The confusion of values and the gap between ideals and reality dominate the film. The period in which the action takes place is one of those considered relatively 'liberal' in the history of the USSR, the one in which Khrushchev was in power. He had denounced Stalin's crimes (to which he had been an accomplice at least through passivity) after his death, but continued a policy of competition with the West outside and of repression inside. In order to achieve their ambitious economic plans, the Soviet leaders subjected the population to severe economic shortages and any attempt at revolt was suppressed, if necessary by force. Confusion reigned among the population. "In Stalin's time, prices were falling, now they are rising," we hear Soviet citizens in the Don area where the film's action takes place complaining. Young people and workers naively believe in the apparent democratization and in the rights enshrined in the Constitution, but when they claim them and resort to strikes and demonstrations to protest against economic problems, the response of the party and of and its tools of repression are bullets and arrests. Lyuda, the main heroine of the film (played exceptionally by Yuliya Vysotskaya) is an activist in the city party committee, not very important in rank, but significant enough to benefit from direct supply from food warehouses while her fellow citizens stand in endless lines for anything . She is indoctrinated and longs for Stalin ('in his time I knew who the enemies were'). When her daughter (Yuliya Burova), a factory worker, disappears after the demonstrations are stifled in blood, her devotion to the party is put to the test. Her disabled and alcoholic father (Sergei Erlish) keeps in his chest the uniform of the Cossack and the icon of the Mother of God on the Don, connections hidden in fear with a past that the authorities want forgotten and buried. Ideological dilemmas and gaps dominate the relations between generations in the conditions in which truth cannot be spoken even between parents and children within the walls of their own homes.

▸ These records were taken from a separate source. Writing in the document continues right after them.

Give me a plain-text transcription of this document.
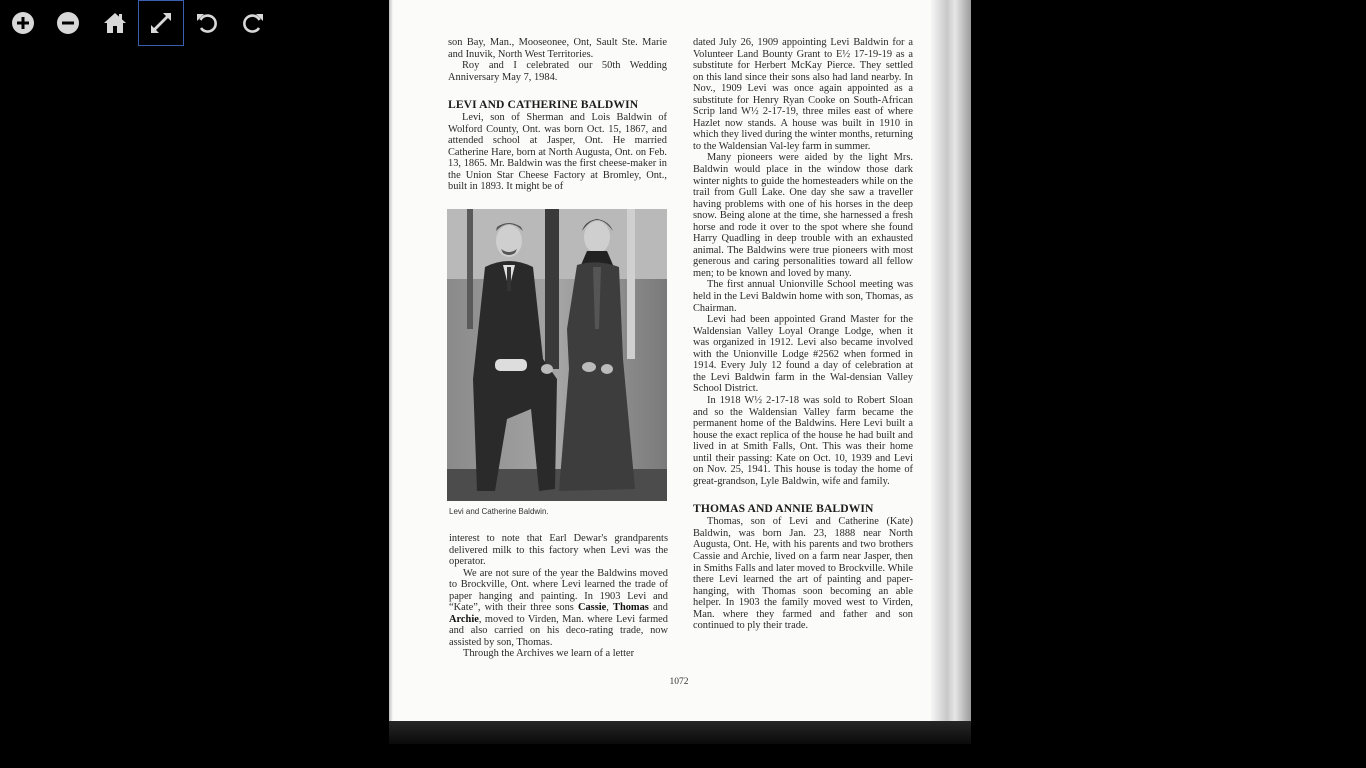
son Bay, Man., Mooseonee, Ont, Sault Ste. Marie and Inuvik, North West Territories.

Roy and I celebrated our 50th Wedding Anniversary May 7, 1984.

LEVI AND CATHERINE BALDWIN

Levi, son of Sherman and Lois Baldwin of Wolford County, Ont. was born Oct. 15, 1867, and attended school at Jasper, Ont. He married Catherine Hare, born at North Augusta, Ont. on Feb. 13, 1865. Mr. Baldwin was the first cheese-maker in the Union Star Cheese Factory at Bromley, Ont., built in 1893. It might be of

Levi and Catherine Baldwin.

interest to note that Earl Dewar's grandparents delivered milk to this factory when Levi was the operator.

We are not sure of the year the Baldwins moved to Brockville, Ont. where Levi learned the trade of paper hanging and painting. In 1903 Levi and “Kate”, with their three sons Cassie, Thomas and Archie, moved to Virden, Man. where Levi farmed and also carried on his deco-rating trade, now assisted by son, Thomas.

Through the Archives we learn of a letter

dated July 26, 1909 appointing Levi Baldwin for a Volunteer Land Bounty Grant to E½ 17-19-19 as a substitute for Herbert McKay Pierce. They settled on this land since their sons also had land nearby. In Nov., 1909 Levi was once again appointed as a substitute for Henry Ryan Cooke on South-African Scrip land W½ 2-17-19, three miles east of where Hazlet now stands. A house was built in 1910 in which they lived during the winter months, returning to the Waldensian Val-ley farm in summer.

Many pioneers were aided by the light Mrs. Baldwin would place in the window those dark winter nights to guide the homesteaders while on the trail from Gull Lake. One day she saw a traveller having problems with one of his horses in the deep snow. Being alone at the time, she harnessed a fresh horse and rode it over to the spot where she found Harry Quadling in deep trouble with an exhausted animal. The Baldwins were true pioneers with most generous and caring personalities toward all fellow men; to be known and loved by many.

The first annual Unionville School meeting was held in the Levi Baldwin home with son, Thomas, as Chairman.

Levi had been appointed Grand Master for the Waldensian Valley Loyal Orange Lodge, when it was organized in 1912. Levi also became involved with the Unionville Lodge #2562 when formed in 1914. Every July 12 found a day of celebration at the Levi Baldwin farm in the Wal-densian Valley School District.

In 1918 W½ 2-17-18 was sold to Robert Sloan and so the Waldensian Valley farm became the permanent home of the Baldwins. Here Levi built a house the exact replica of the house he had built and lived in at Smith Falls, Ont. This was their home until their passing: Kate on Oct. 10, 1939 and Levi on Nov. 25, 1941. This house is today the home of great-grandson, Lyle Baldwin, wife and family.

THOMAS AND ANNIE BALDWIN

Thomas, son of Levi and Catherine (Kate) Baldwin, was born Jan. 23, 1888 near North Augusta, Ont. He, with his parents and two brothers Cassie and Archie, lived on a farm near Jasper, then in Smiths Falls and later moved to Brockville. While there Levi learned the art of painting and paper-hanging, with Thomas soon becoming an able helper. In 1903 the family moved west to Virden, Man. where they farmed and father and son continued to ply their trade.

1072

The cinematography is cold, almost documentary. Konchalovskiy uses black and white film and the 4: 3 screen format specific to the Mosfilm studios in the years when the story takes place. The endless meetings of the party bureaucracy, corruption and cowardice of activists, the intervention of the leaders of the 'center', food queues and material deprivation, fear of the KGB, all these will be familiar to spectators who lived in the Eastern Europe before the fall of Communism. Humanity appears where we do not expect it - human gestures of solidarity of simple people, the refusal of some officers to arm their soldiers against the workers, the KGB member who helps Lyuda in the most difficult moments. What seems different is the ideological confusion that the characters seem to be dominated by. Lyuda is unable to live in a different system of reference than the communist one ('without communism what are we left with?'). Adoration of Stalin seems to be a kind of Stockholm complex that escapes any logic. Konchalovskiy doesn't even try to explain it. Can this attitude be considered a symbol of Russia's history in the last century? The answers are left to the spectators.

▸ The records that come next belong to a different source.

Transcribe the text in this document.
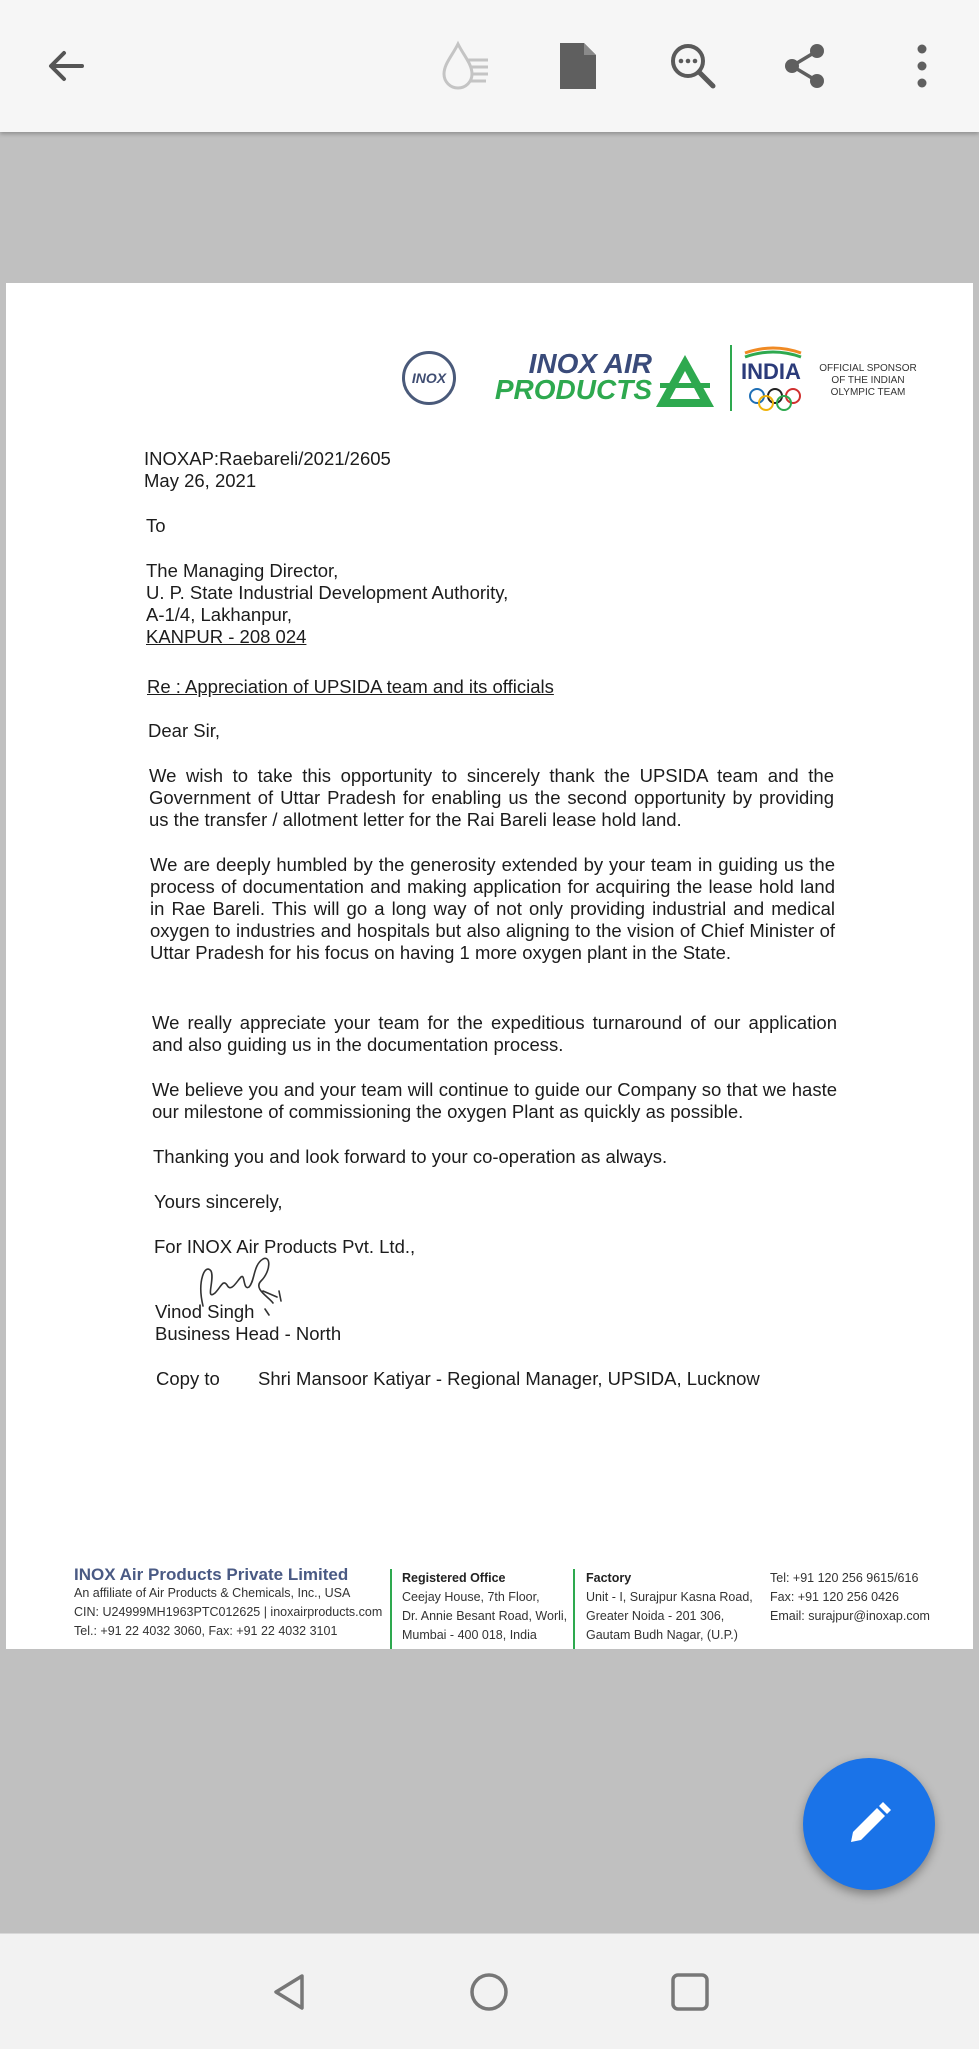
INOX	INOX AIR
PRODUCTS
INDIA OFFICIAL SPONSOR
OF THE INDIAN
OLYMPIC TEAM
INOXAP:Raebareli/2021/2605
May 26, 2021
To
The Managing Director,
U. P. State Industrial Development Authority,
A-1/4, Lakhanpur,
KANPUR - 208 024
Re : Appreciation of UPSIDA team and its officials
Dear Sir,
We wish to take this opportunity to sincerely thank the UPSIDA team and the Government of Uttar Pradesh for enabling us the second opportunity by providing us the transfer / allotment letter for the Rai Bareli lease hold land.
We are deeply humbled by the generosity extended by your team in guiding us the process of documentation and making application for acquiring the lease hold land in Rae Bareli. This will go a long way of not only providing industrial and medical oxygen to industries and hospitals but also aligning to the vision of Chief Minister of Uttar Pradesh for his focus on having 1 more oxygen plant in the State.
We really appreciate your team for the expeditious turnaround of our application and also guiding us in the documentation process.
We believe you and your team will continue to guide our Company so that we haste our milestone of commissioning the oxygen Plant as quickly as possible.
Thanking you and look forward to your co-operation as always.
Yours sincerely,
For INOX Air Products Pvt. Ltd.,
Vinod Singh
Business Head - North
Copy to Shri Mansoor Katiyar - Regional Manager, UPSIDA, Lucknow
INOX Air Products Private Limited
An affiliate of Air Products & Chemicals, Inc., USA
CIN: U24999MH1963PTC012625 | inoxairproducts.com
Tel.: +91 22 4032 3060, Fax: +91 22 4032 3101
Registered Office
Ceejay House, 7th Floor,
Dr. Annie Besant Road, Worli,
Mumbai - 400 018, India
Factory
Unit - I, Surajpur Kasna Road,
Greater Noida - 201 306,
Gautam Budh Nagar, (U.P.)
Tel: +91 120 256 9615/616
Fax: +91 120 256 0426
Email: surajpur@inoxap.com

Reviewed by MoviecriticElyn 9 / 10

Secret Soviet crime brilliantly shown

In the movie you can sense the whole crescendo of this Soviet secret crime fo 1962, by following a very eager communist woman , interpreted by director's wife Julija Visotskaya. At first we see her condemning all rebels and even saying that all should be killed. But...she also has a very young, adolescent daughter who is at the square when the shooting occurs... I was not expecting SUCH a good cinema, though. Love the movie, compliments to the team! The added value of the movie is the surreal REAL atmosphere of soviet union. Perfect music choice, almost moving!!! A must see!